En cas de manquement, l’Espagne menace de ne plus envoyer l’argent du FLA qui sert à payer les fonctionnaires, les services publics catalans et les fournisseurs de la Generalitat. Une mesure extrême qui n’est soutenue que du bout des lèvres par les centristes de Ciudadanos, et ouvertement condamnée par les nationalistes basques, tous deux partenaires gouvernementaux de Mariano Rajoy. Et une mesure qui sera difficile à appliquer tant elle vise à prendre en otage les citoyens catalans.

Le président catalan Carles Puigdemont est furieux, rappelant sur le réseau social Twitter que via le FLA, l’Espagne prête avec des intérêts à la Catalogne un argent qui lui appartient déjà, les Catalans reversant plus d’impôts que ce qu’ils récupèrent. Le fameux concept du pacte fiscal d’Artur Mas en 2012.

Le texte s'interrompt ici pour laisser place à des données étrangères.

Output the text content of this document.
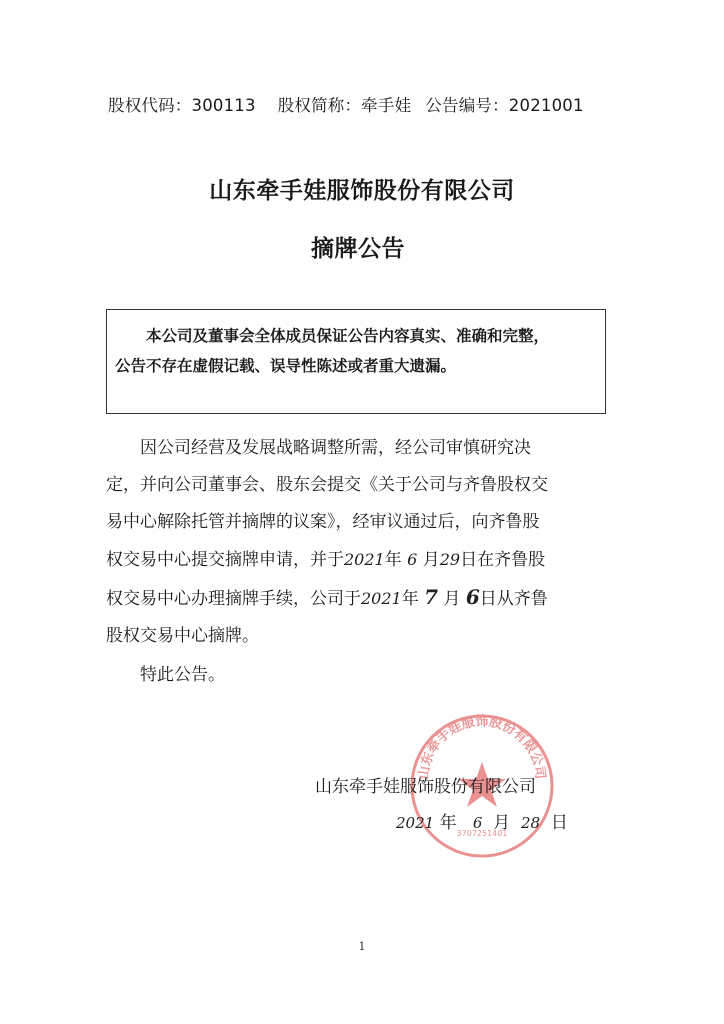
股权代码：300113 股权简称：牵手娃 公告编号：2021001
山东牵手娃服饰股份有限公司
摘牌公告
本公司及董事会全体成员保证公告内容真实、准确和完整，
公告不存在虚假记载、误导性陈述或者重大遗漏。
因公司经营及发展战略调整所需，经公司审慎研究决
定，并向公司董事会、股东会提交《关于公司与齐鲁股权交
易中心解除托管并摘牌的议案》，经审议通过后，向齐鲁股
权交易中心提交摘牌申请，并于2021年 6 月29日在齐鲁股
权交易中心办理摘牌手续，公司于2021年 7 月 6日从齐鲁
股权交易中心摘牌。
特此公告。
山东牵手娃服饰股份有限公司
3707251401
山东牵手娃服饰股份有限公司
2021 年 6 月 28 日
1
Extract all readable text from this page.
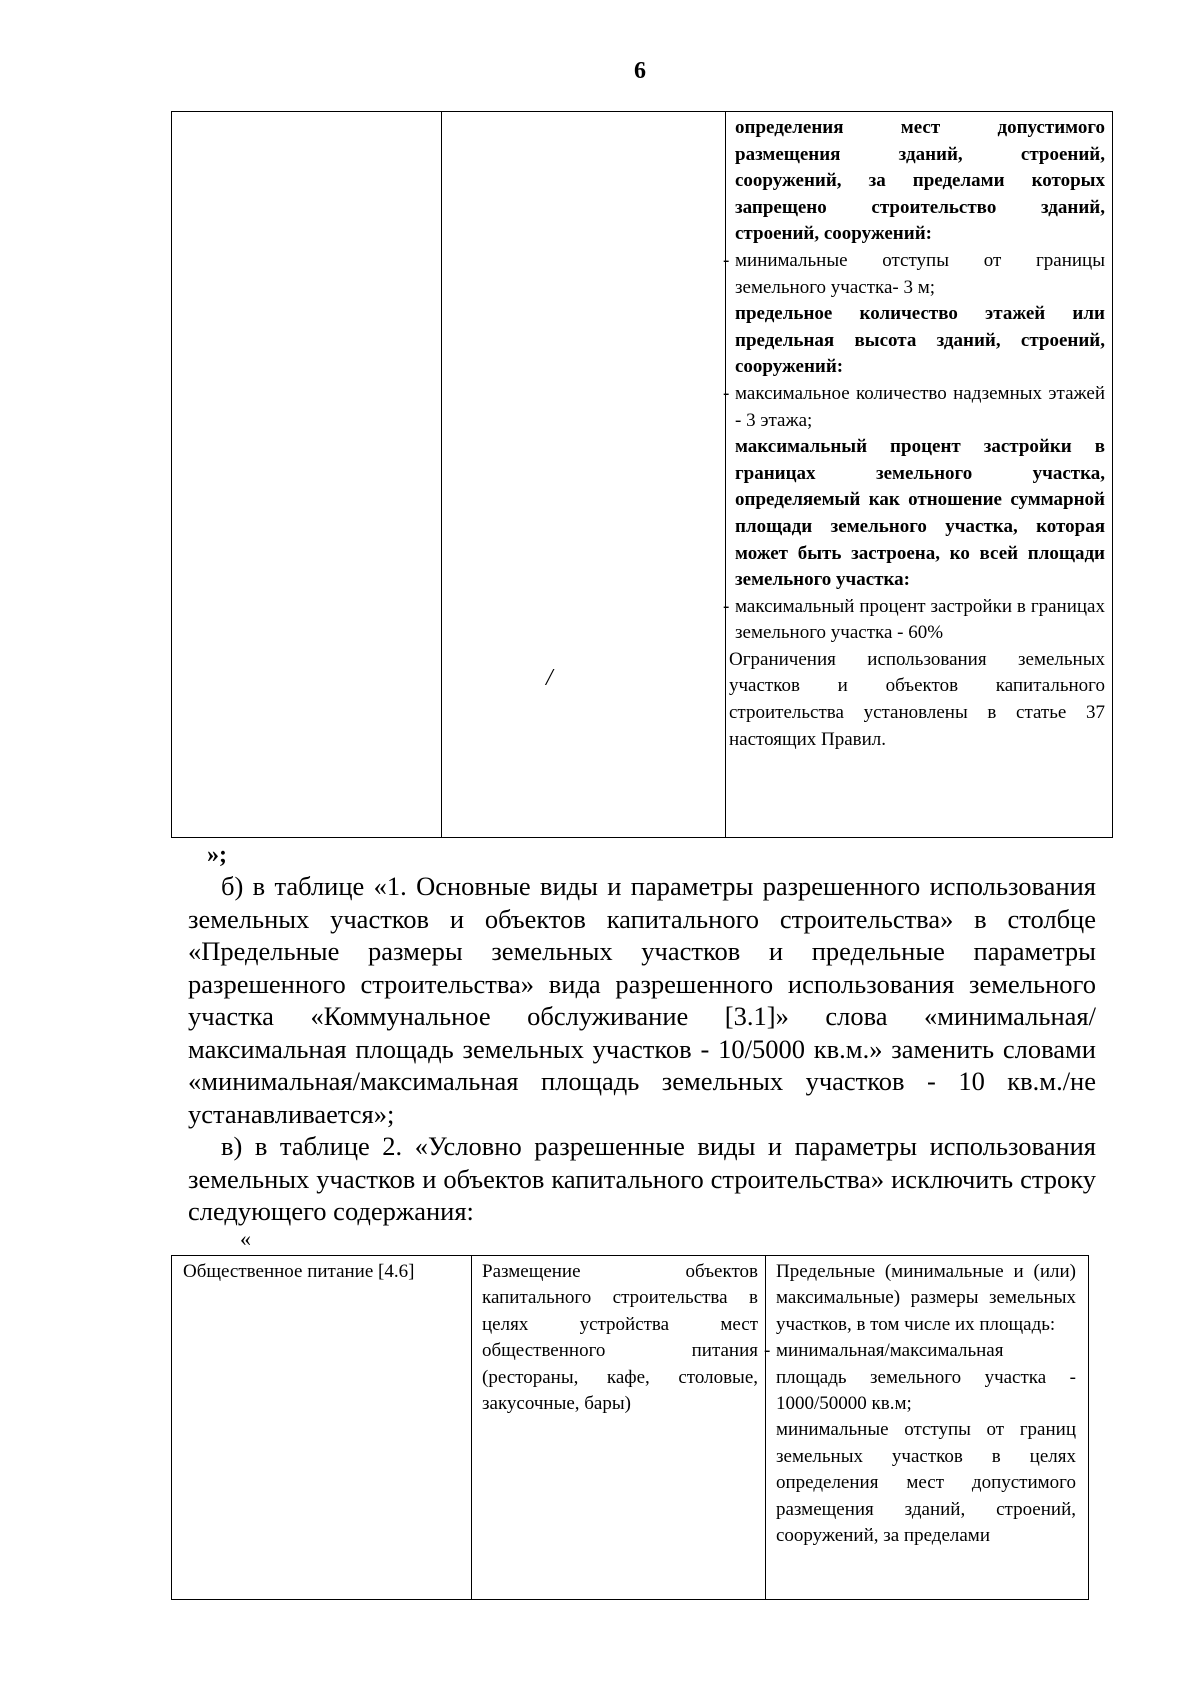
6
/

определения мест допустимого размещения зданий, строений, сооружений, за пределами которых запрещено строительство зданий, строений, сооружений:

- минимальные отступы от границы земельного участка- 3 м;

предельное количество этажей или предельная высота зданий, строений, сооружений:

- максимальное количество надземных этажей - 3 этажа;

максимальный процент застройки в границах земельного участка, определяемый как отношение суммарной площади земельного участка, которая может быть застроена, ко всей площади земельного участка:

- максимальный процент застройки в границах земельного участка - 60%

Ограничения использования земельных участков и объектов капитального строительства установлены в статье 37 настоящих Правил.

»;

б) в таблице «1. Основные виды и параметры разрешенного использования земельных участков и объектов капитального строительства» в столбце «Предельные размеры земельных участков и предельные параметры разрешенного строительства» вида разрешенного использования земельного участка «Коммунальное обслуживание [3.1]» слова «минимальная/максимальная площадь земельных участков - 10/5000 кв.м.» заменить словами «минимальная/максимальная площадь земельных участков - 10 кв.м./не устанавливается»;

в) в таблице 2. «Условно разрешенные виды и параметры использования земельных участков и объектов капитального строительства» исключить строку следующего содержания:

«

Общественное питание [4.6]	Размещение объектов капитального строительства в целях устройства мест общественного питания (рестораны, кафе, столовые, закусочные, бары)

Предельные (минимальные и (или) максимальные) размеры земельных участков, в том числе их площадь:

- минимальная/максимальная площадь земельного участка - 1000/50000 кв.м;

минимальные отступы от границ земельных участков в целях определения мест допустимого размещения зданий, строений, сооружений, за пределами
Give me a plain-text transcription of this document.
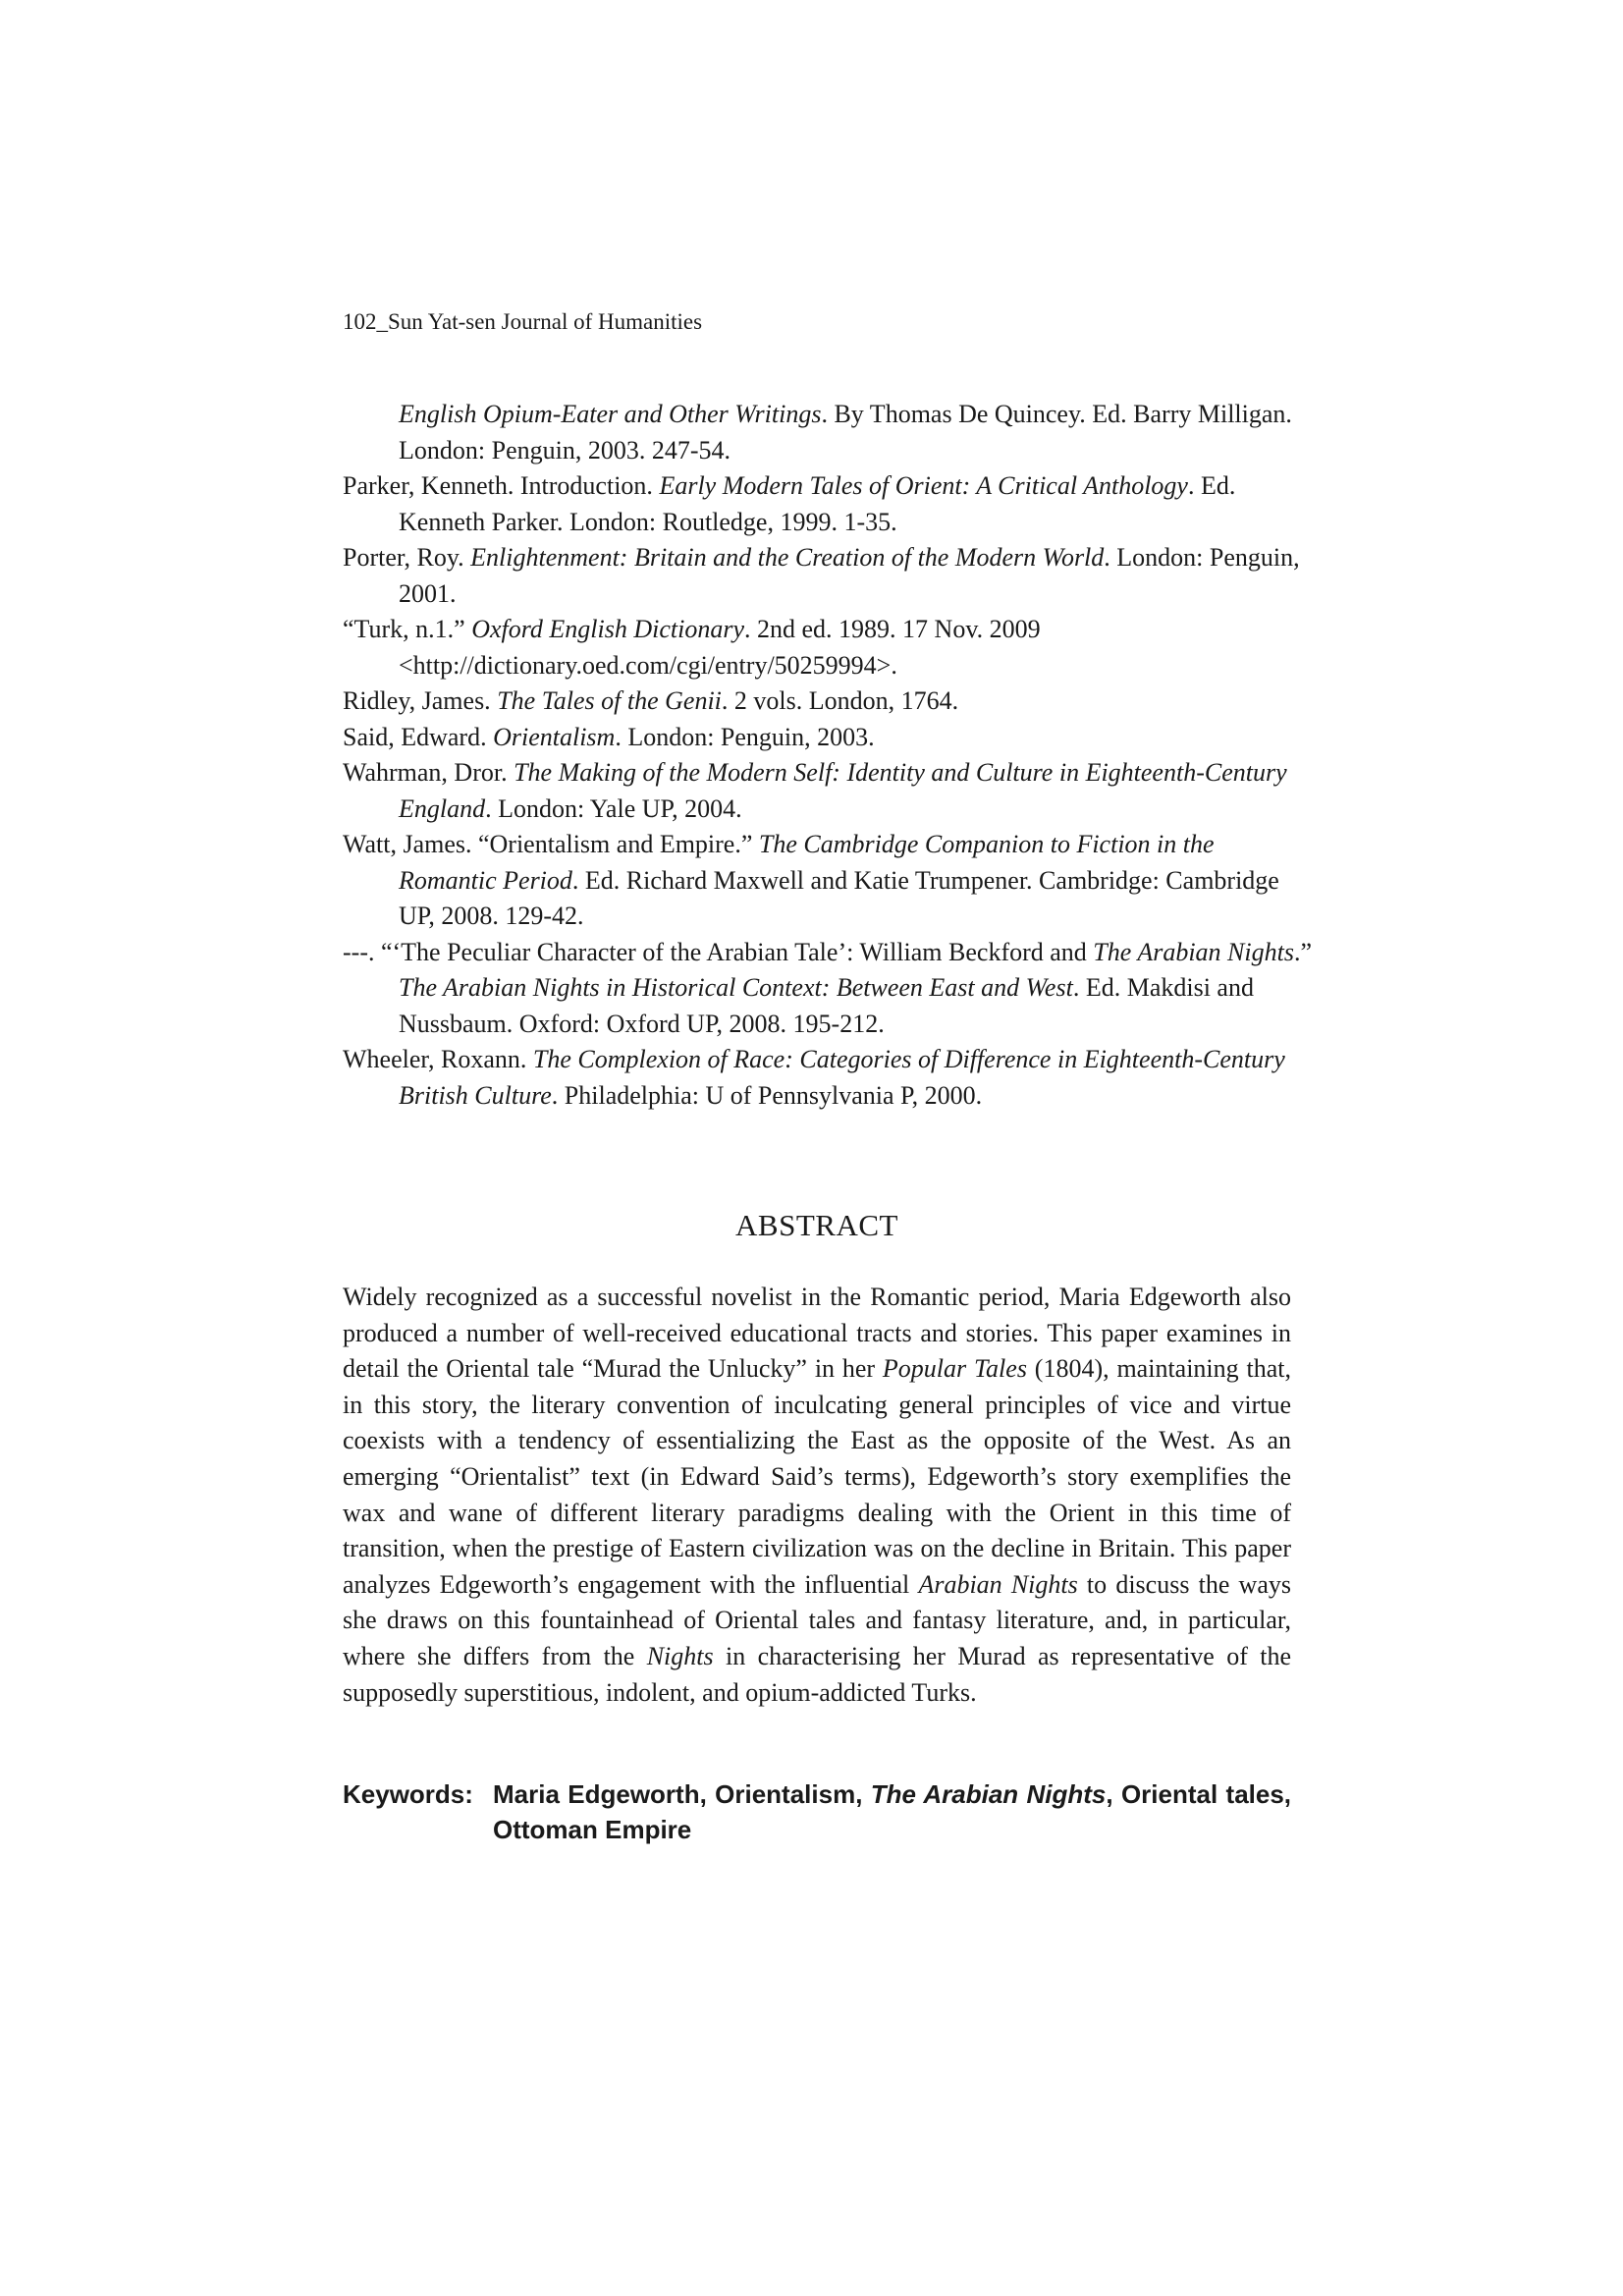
102_Sun Yat-sen Journal of Humanities

English Opium-Eater and Other Writings. By Thomas De Quincey. Ed. Barry Milligan. London: Penguin, 2003. 247-54.

Parker, Kenneth. Introduction. Early Modern Tales of Orient: A Critical Anthology. Ed. Kenneth Parker. London: Routledge, 1999. 1-35.

Porter, Roy. Enlightenment: Britain and the Creation of the Modern World. London: Penguin, 2001.

“Turk, n.1.” Oxford English Dictionary. 2nd ed. 1989. 17 Nov. 2009 <http://dictionary.oed.com/cgi/entry/50259994>.

Ridley, James. The Tales of the Genii. 2 vols. London, 1764.

Said, Edward. Orientalism. London: Penguin, 2003.

Wahrman, Dror. The Making of the Modern Self: Identity and Culture in Eighteenth-Century England. London: Yale UP, 2004.

Watt, James. “Orientalism and Empire.” The Cambridge Companion to Fiction in the Romantic Period. Ed. Richard Maxwell and Katie Trumpener. Cambridge: Cambridge UP, 2008. 129-42.

---. “‘The Peculiar Character of the Arabian Tale’: William Beckford and The Arabian Nights.” The Arabian Nights in Historical Context: Between East and West. Ed. Makdisi and Nussbaum. Oxford: Oxford UP, 2008. 195-212.

Wheeler, Roxann. The Complexion of Race: Categories of Difference in Eighteenth-Century British Culture. Philadelphia: U of Pennsylvania P, 2000.

ABSTRACT

Widely recognized as a successful novelist in the Romantic period, Maria Edgeworth also produced a number of well-received educational tracts and stories. This paper examines in detail the Oriental tale “Murad the Unlucky” in her Popular Tales (1804), maintaining that, in this story, the literary convention of inculcating general principles of vice and virtue coexists with a tendency of essentializing the East as the opposite of the West. As an emerging “Orientalist” text (in Edward Said’s terms), Edgeworth’s story exemplifies the wax and wane of different literary paradigms dealing with the Orient in this time of transition, when the prestige of Eastern civilization was on the decline in Britain. This paper analyzes Edgeworth’s engagement with the influential Arabian Nights to discuss the ways she draws on this fountainhead of Oriental tales and fantasy literature, and, in particular, where she differs from the Nights in characterising her Murad as representative of the supposedly superstitious, indolent, and opium-addicted Turks.

Keywords: Maria Edgeworth, Orientalism, The Arabian Nights, Oriental tales, Ottoman Empire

Mariano Rajoy et ses équipes seraient particulièrement satisfaits du résultat de ces opérations, beaucoup plus efficaces selon eux que les différentes initiatives engagées auparavant. Le gouvernement catalan quant à lui affirme qu’il ne reculera pas et que le référendum du 1er octobre aura bien lieu. Le vice-président en charge de l’économie Oriol Junqueras envisage de créer une réserve catalane basée sur les dons volontaires des citoyens et servant à financer l’organisation du référendum.